We talked to Michelle Daigle, Head of North America at Amity, to ask her about how businesses are evolving to cope with the current situation, what communication challenges have emerged during this time, and how best to tackle them.

From a business development perspective, how do you think the current situation is affecting organizations?

I see two different types of emerging trends—we have organizations that are growing rapidly to accommodate COVID-19, with some of them growing at a rate they didn’t anticipate. With that swift growth, there are a lot of growing pains. Whether it is hiring a lot of new people, training them, or getting everyone on the same page.

On the other hand, there are those businesses that slowed down and became stagnant because of the current crisis. Many of them are now utilizing this time to reflect upon ways that they will do business after the pandemic, looking into issues that they have been putting band-aids on for a while and properly addressing them.

In both cases, the common factor is that they need guidance on how to adapt. Whether the need is urgent with the companies that are growing rapidly or it’s a more calculated approach to those who are more stagnant right now.

With most of your clients now working from home, has this required a new way of outreach and engagement with them?

I think that working remotely brings quite a few challenges. The main one would be maintaining client calls remotely. Since I talk to clients most of the time as a part of my job, communicating with them at this time can be challenging.

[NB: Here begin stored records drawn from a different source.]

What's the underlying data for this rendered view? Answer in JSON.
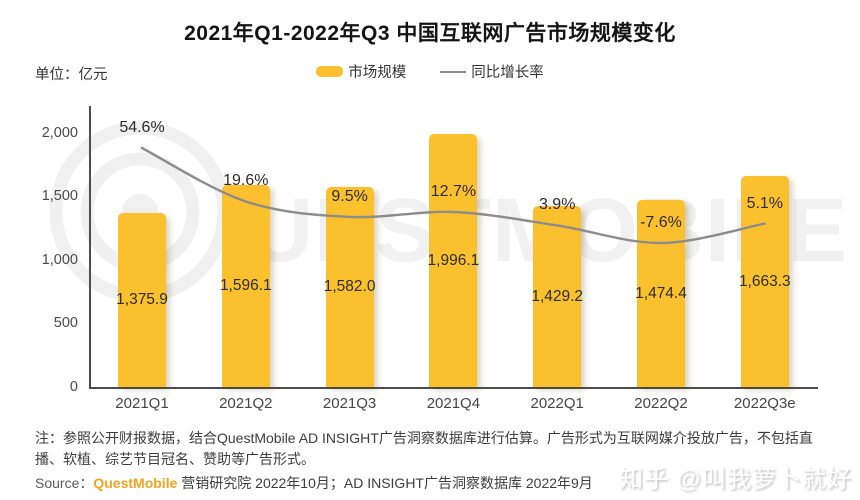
{
  "title": "2021年Q1-2022年Q3 中国互联网广告市场规模变化",
  "unit_label": "单位：亿元",
  "legend": {
    "bar_label": "市场规模",
    "line_label": "同比增长率"
  },
  "colors": {
    "bar": "#FBC02D",
    "line": "#8C8C8C",
    "brand_orange": "#F7A21B",
    "watermark_gray": "#F1F1F1"
  },
  "chart_data": {
    "type": "bar",
    "title": "2021年Q1-2022年Q3 中国互联网广告市场规模变化",
    "xlabel": "",
    "ylabel": "亿元",
    "categories": [
      "2021Q1",
      "2021Q2",
      "2021Q3",
      "2021Q4",
      "2022Q1",
      "2022Q2",
      "2022Q3e"
    ],
    "series": [
      {
        "name": "市场规模",
        "type": "bar",
        "unit": "亿元",
        "values": [
          1375.9,
          1596.1,
          1582.0,
          1996.1,
          1429.2,
          1474.4,
          1663.3
        ],
        "labels": [
          "1,375.9",
          "1,596.1",
          "1,582.0",
          "1,996.1",
          "1,429.2",
          "1,474.4",
          "1,663.3"
        ]
      },
      {
        "name": "同比增长率",
        "type": "line",
        "unit": "%",
        "values": [
          54.6,
          19.6,
          9.5,
          12.7,
          3.9,
          -7.6,
          5.1
        ],
        "labels": [
          "54.6%",
          "19.6%",
          "9.5%",
          "12.7%",
          "3.9%",
          "-7.6%",
          "5.1%"
        ]
      }
    ],
    "y_ticks": {
      "values": [
        0,
        500,
        1000,
        1500,
        2000
      ],
      "labels": [
        "0",
        "500",
        "1,000",
        "1,500",
        "2,000"
      ]
    },
    "ylim": [
      0,
      2000
    ],
    "grid": false,
    "legend_position": "top-center"
  },
  "watermark": {
    "logo_text": "UESTMOBILE",
    "zhihu": "知乎 @叫我萝卜就好"
  },
  "footnote": "注：参照公开财报数据，结合QuestMobile AD INSIGHT广告洞察数据库进行估算。广告形式为互联网媒介投放广告，不包括直播、软植、综艺节目冠名、赞助等广告形式。",
  "source": {
    "prefix": "Source：",
    "brand": "QuestMobile",
    "rest": " 营销研究院 2022年10月；AD INSIGHT广告洞察数据库 2022年9月"
  }
}
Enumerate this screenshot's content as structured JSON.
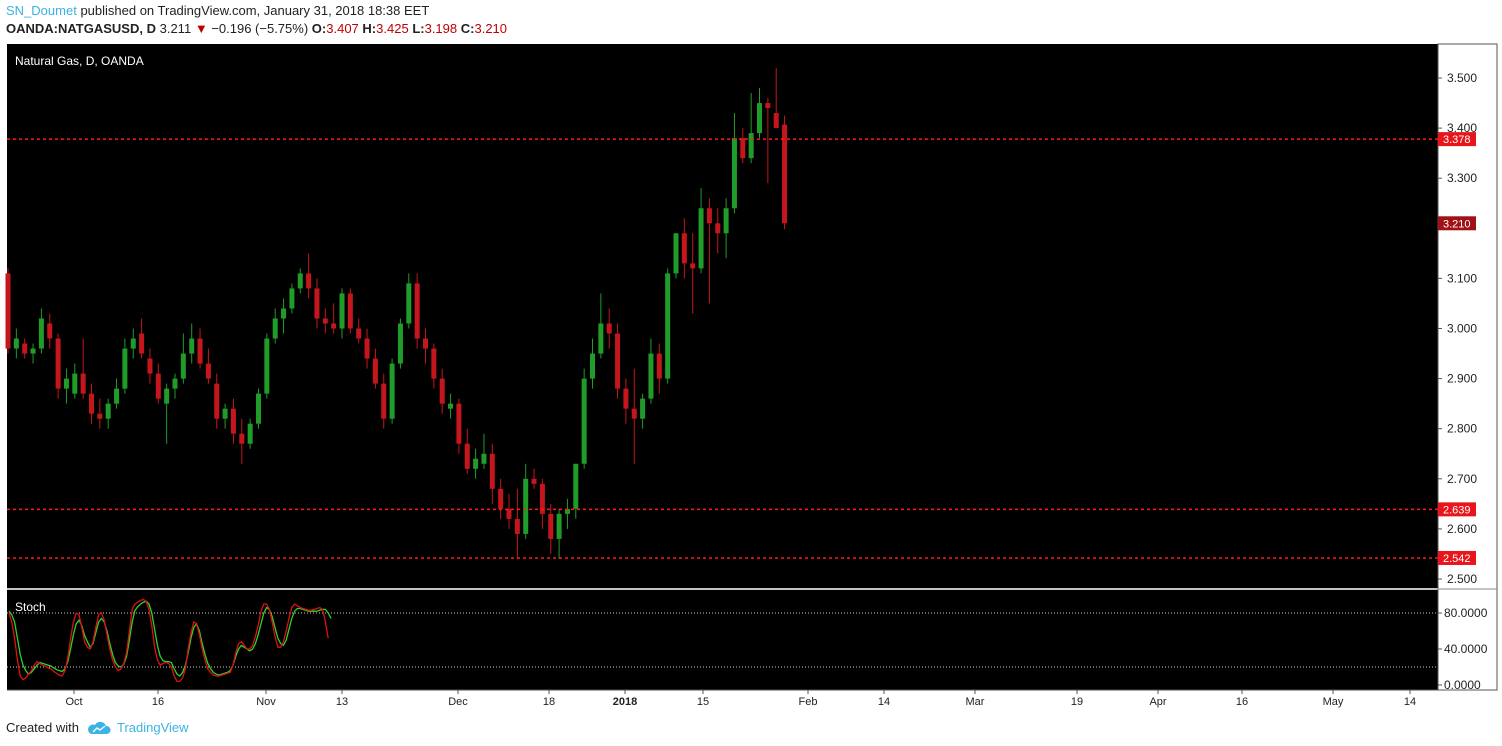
{
  "header": {
    "author": "SN_Doumet",
    "published_text": "published on TradingView.com, January 31, 2018 18:38 EET",
    "symbol": "OANDA:NATGASUSD, D",
    "last": "3.211",
    "change": "−0.196 (−5.75%)",
    "o_label": "O:",
    "o_value": "3.407",
    "h_label": "H:",
    "h_value": "3.425",
    "l_label": "L:",
    "l_value": "3.198",
    "c_label": "C:",
    "c_value": "3.210"
  },
  "footer": {
    "created_with": "Created with",
    "brand": "TradingView"
  },
  "colors": {
    "background": "#000000",
    "bull": "#1f9c2a",
    "bear": "#c4161c",
    "level_line": "#ff1a1a",
    "stoch_k": "#2bd42b",
    "stoch_d": "#e01010"
  },
  "chart_data": [
    {
      "type": "candlestick",
      "title": "Natural Gas, D, OANDA",
      "ylim": [
        2.48,
        3.54
      ],
      "y_ticks": [
        "3.500",
        "3.400",
        "3.300",
        "3.100",
        "3.000",
        "2.900",
        "2.800",
        "2.700",
        "2.600",
        "2.500"
      ],
      "x_ticks": [
        "Oct",
        "16",
        "Nov",
        "13",
        "Dec",
        "18",
        "2018",
        "15",
        "Feb",
        "14",
        "Mar",
        "19",
        "Apr",
        "16",
        "May",
        "14"
      ],
      "horizontal_levels": [
        {
          "value": 3.378,
          "label": "3.378"
        },
        {
          "value": 2.639,
          "label": "2.639"
        },
        {
          "value": 2.542,
          "label": "2.542"
        }
      ],
      "last_price_label": "3.210",
      "candles": [
        [
          3.11,
          3.12,
          2.95,
          2.96
        ],
        [
          2.96,
          3.0,
          2.94,
          2.98
        ],
        [
          2.97,
          2.98,
          2.94,
          2.95
        ],
        [
          2.95,
          2.97,
          2.93,
          2.96
        ],
        [
          2.96,
          3.04,
          2.95,
          3.02
        ],
        [
          3.01,
          3.03,
          2.96,
          2.98
        ],
        [
          2.98,
          2.99,
          2.86,
          2.88
        ],
        [
          2.88,
          2.92,
          2.85,
          2.9
        ],
        [
          2.87,
          2.93,
          2.86,
          2.91
        ],
        [
          2.91,
          2.98,
          2.86,
          2.87
        ],
        [
          2.87,
          2.89,
          2.81,
          2.83
        ],
        [
          2.83,
          2.86,
          2.8,
          2.82
        ],
        [
          2.82,
          2.86,
          2.8,
          2.85
        ],
        [
          2.85,
          2.9,
          2.84,
          2.88
        ],
        [
          2.88,
          2.98,
          2.87,
          2.96
        ],
        [
          2.96,
          3.0,
          2.94,
          2.98
        ],
        [
          2.99,
          3.02,
          2.94,
          2.95
        ],
        [
          2.94,
          2.96,
          2.89,
          2.91
        ],
        [
          2.91,
          2.93,
          2.85,
          2.86
        ],
        [
          2.85,
          2.89,
          2.77,
          2.88
        ],
        [
          2.88,
          2.91,
          2.86,
          2.9
        ],
        [
          2.9,
          2.99,
          2.89,
          2.95
        ],
        [
          2.95,
          3.01,
          2.93,
          2.98
        ],
        [
          2.98,
          3.0,
          2.92,
          2.93
        ],
        [
          2.93,
          2.96,
          2.89,
          2.9
        ],
        [
          2.89,
          2.91,
          2.8,
          2.82
        ],
        [
          2.82,
          2.85,
          2.8,
          2.84
        ],
        [
          2.84,
          2.86,
          2.77,
          2.79
        ],
        [
          2.79,
          2.82,
          2.73,
          2.77
        ],
        [
          2.77,
          2.82,
          2.76,
          2.81
        ],
        [
          2.81,
          2.88,
          2.8,
          2.87
        ],
        [
          2.87,
          2.99,
          2.86,
          2.98
        ],
        [
          2.98,
          3.04,
          2.97,
          3.02
        ],
        [
          3.02,
          3.06,
          2.99,
          3.04
        ],
        [
          3.04,
          3.09,
          3.03,
          3.08
        ],
        [
          3.08,
          3.12,
          3.07,
          3.11
        ],
        [
          3.11,
          3.15,
          3.06,
          3.08
        ],
        [
          3.08,
          3.1,
          3.0,
          3.02
        ],
        [
          3.02,
          3.04,
          2.99,
          3.01
        ],
        [
          3.01,
          3.05,
          2.99,
          3.0
        ],
        [
          3.0,
          3.08,
          2.98,
          3.07
        ],
        [
          3.07,
          3.08,
          2.99,
          3.0
        ],
        [
          3.0,
          3.02,
          2.97,
          2.98
        ],
        [
          2.98,
          3.0,
          2.92,
          2.94
        ],
        [
          2.94,
          2.96,
          2.88,
          2.89
        ],
        [
          2.89,
          2.91,
          2.8,
          2.82
        ],
        [
          2.82,
          2.94,
          2.81,
          2.93
        ],
        [
          2.93,
          3.02,
          2.92,
          3.01
        ],
        [
          3.01,
          3.11,
          3.0,
          3.09
        ],
        [
          3.09,
          3.11,
          2.96,
          2.98
        ],
        [
          2.98,
          3.0,
          2.93,
          2.96
        ],
        [
          2.96,
          2.97,
          2.88,
          2.9
        ],
        [
          2.9,
          2.92,
          2.83,
          2.85
        ],
        [
          2.84,
          2.87,
          2.82,
          2.85
        ],
        [
          2.85,
          2.86,
          2.75,
          2.77
        ],
        [
          2.77,
          2.8,
          2.71,
          2.72
        ],
        [
          2.72,
          2.76,
          2.7,
          2.74
        ],
        [
          2.73,
          2.79,
          2.72,
          2.75
        ],
        [
          2.75,
          2.77,
          2.65,
          2.68
        ],
        [
          2.68,
          2.7,
          2.62,
          2.64
        ],
        [
          2.64,
          2.67,
          2.6,
          2.62
        ],
        [
          2.62,
          2.68,
          2.54,
          2.59
        ],
        [
          2.59,
          2.73,
          2.58,
          2.7
        ],
        [
          2.7,
          2.72,
          2.68,
          2.69
        ],
        [
          2.69,
          2.7,
          2.6,
          2.63
        ],
        [
          2.63,
          2.65,
          2.55,
          2.58
        ],
        [
          2.58,
          2.64,
          2.54,
          2.63
        ],
        [
          2.63,
          2.66,
          2.6,
          2.64
        ],
        [
          2.64,
          2.72,
          2.62,
          2.73
        ],
        [
          2.73,
          2.92,
          2.72,
          2.9
        ],
        [
          2.9,
          2.98,
          2.88,
          2.95
        ],
        [
          2.95,
          3.07,
          2.94,
          3.01
        ],
        [
          3.01,
          3.04,
          2.96,
          2.99
        ],
        [
          2.99,
          3.01,
          2.86,
          2.88
        ],
        [
          2.88,
          2.9,
          2.81,
          2.84
        ],
        [
          2.84,
          2.92,
          2.73,
          2.82
        ],
        [
          2.82,
          2.87,
          2.8,
          2.86
        ],
        [
          2.86,
          2.98,
          2.85,
          2.95
        ],
        [
          2.95,
          2.97,
          2.87,
          2.9
        ],
        [
          2.9,
          3.12,
          2.89,
          3.11
        ],
        [
          3.11,
          3.19,
          3.1,
          3.19
        ],
        [
          3.19,
          3.22,
          3.1,
          3.13
        ],
        [
          3.13,
          3.19,
          3.03,
          3.12
        ],
        [
          3.12,
          3.28,
          3.11,
          3.24
        ],
        [
          3.24,
          3.26,
          3.05,
          3.21
        ],
        [
          3.21,
          3.24,
          3.15,
          3.19
        ],
        [
          3.19,
          3.26,
          3.14,
          3.24
        ],
        [
          3.24,
          3.43,
          3.23,
          3.38
        ],
        [
          3.38,
          3.4,
          3.33,
          3.34
        ],
        [
          3.34,
          3.47,
          3.33,
          3.39
        ],
        [
          3.39,
          3.48,
          3.38,
          3.45
        ],
        [
          3.45,
          3.46,
          3.29,
          3.44
        ],
        [
          3.43,
          3.52,
          3.4,
          3.4
        ],
        [
          3.407,
          3.425,
          3.198,
          3.21
        ]
      ]
    },
    {
      "type": "line",
      "title": "Stoch",
      "ylim": [
        -2,
        100
      ],
      "y_ticks": [
        "80.0000",
        "40.0000",
        "0.0000"
      ],
      "bands": [
        80,
        20
      ],
      "series": [
        {
          "values": [
            82,
            78,
            70,
            52,
            34,
            22,
            16,
            12,
            14,
            18,
            22,
            25,
            24,
            23,
            22,
            21,
            19,
            17,
            16,
            15,
            18,
            26,
            40,
            56,
            68,
            72,
            66,
            55,
            48,
            42,
            46,
            58,
            70,
            74,
            70,
            60,
            46,
            34,
            25,
            21,
            20,
            23,
            32,
            50,
            70,
            83,
            87,
            90,
            92,
            93,
            90,
            80,
            62,
            44,
            32,
            27,
            26,
            26,
            25,
            18,
            12,
            10,
            14,
            22,
            36,
            52,
            64,
            68,
            60,
            46,
            34,
            24,
            18,
            14,
            12,
            11,
            12,
            13,
            14,
            16,
            22,
            32,
            40,
            44,
            42,
            40,
            38,
            40,
            46,
            56,
            68,
            80,
            86,
            84,
            76,
            64,
            52,
            46,
            44,
            50,
            62,
            74,
            82,
            85,
            85,
            84,
            83,
            82,
            82,
            82,
            82,
            83,
            84,
            84,
            80,
            74
          ]
        },
        {
          "values": [
            80,
            70,
            52,
            28,
            10,
            6,
            8,
            12,
            16,
            22,
            26,
            24,
            22,
            21,
            19,
            18,
            15,
            13,
            11,
            10,
            16,
            30,
            52,
            70,
            80,
            78,
            64,
            48,
            42,
            40,
            48,
            64,
            78,
            80,
            72,
            56,
            40,
            28,
            20,
            16,
            18,
            24,
            36,
            60,
            84,
            90,
            92,
            94,
            95,
            93,
            84,
            66,
            42,
            28,
            22,
            24,
            25,
            24,
            20,
            10,
            4,
            4,
            8,
            18,
            40,
            58,
            70,
            68,
            56,
            40,
            28,
            18,
            14,
            11,
            10,
            10,
            11,
            12,
            13,
            14,
            22,
            36,
            46,
            48,
            44,
            40,
            40,
            44,
            54,
            66,
            82,
            90,
            90,
            84,
            70,
            54,
            42,
            42,
            48,
            60,
            74,
            86,
            90,
            88,
            86,
            85,
            84,
            83,
            83,
            84,
            85,
            86,
            84,
            70,
            52
          ]
        }
      ]
    }
  ]
}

I also understand that some of them are working remotely for the first time in their lives. With that, they also find being in this situation challenging. Add the fact that there are several factors that might affect them as they work from home—their families are at home, some of them have pets that are too eager to spend time with them, and end up barking during calls! I’ve had phone calls recently where the lady was putting her baby to sleep while we were speaking, others have to jump off and break up a fight between his children. That’s the life we live. But of course, it makes the situation more complicated than just working from the comfort of home—we are working remotely under extraordinary circumstances.

I think that now people are starting to make the best out of the situation and I think it takes a lot of understanding on both sides. I have been a remote employee almost my entire life, so I have seen and heard it all. I think that recently I have spent the first 10 or 15 minutes of every call reassuring the people: “It’s okay that you have your dog barking” or “It’s okay to have your children crying—it’s okay.”

Let’s talk about your team. As you all work remotely, how have you ensured productivity and accountability remain high?

Our team is small and very close. Of course, we’re not able to see each other, and it has added a layer of stress as well as loneliness to some of us, and that is why we have put a few things into place to help us.

The fundamental way to work together cohesively and to be productive in my opinion is for us to have the right mindset. We’ve had discussions about what interesting things we’ve done during the weekend, as well as new hobbies we are learning and healthy recipes we are cooking. That is a way for us to engage conversations that are not solely about the pandemic, which is a dark conversation. We try to focus more on how we can bring some positivity out of our current situation. We also have 15-minute video calls every day where we do some exercises or any activity.

So once you have the mindset, how do you transfer it to productivity and efficiency? To start with, I still have 1-on-1 calls every week with everyone in my team. We also have a weekly meeting, called a “roundtable call”, to keep people in the loop of what everyone else is doing. Doing this ensures we stay collaborative, informed and it allows us as a team to provide additional ideas or to offer help.

What tools do you use to work with your team effectively?

We use conference calls for all our team meetings, as seeing each other helps replicate social interactions we could have had in a physical workspace. I am fond of having my chats organized with sub-topics to streamline my communication. So whenever I need information on a specific subject, I can easily get back to it without getting lost in too many conversations. We also create tasks to keep ourselves aligned and up-to-date.

What piece of advice would you give to business development managers trying to cope with the situation?  

Communicate. Communicate often and thoroughly. Doing so will help you and your team stay aligned and productive even when you’re working in different locations. It may also help you sift through the misinformation often shared because of a lack of clarity.

I spoke with someone recently, and they were looking for a way to communicate information to their teams because there was no way for them to do it effectively right now. And because there was a lack of streamlined communication channels, the team members end up talking among themselves. This situation creates a bit of an uncertain feeling on what was going on because they didn’t have the right information.

Also, more importantly, look at that light at the end of the tunnel. Know that whatever happens, we will come back stronger, and think about what we can do in the meantime. Let’s continue to improve the way we communicate after COVID-19 as well. Whether it’s now or in a post-COVID world, communication is the key.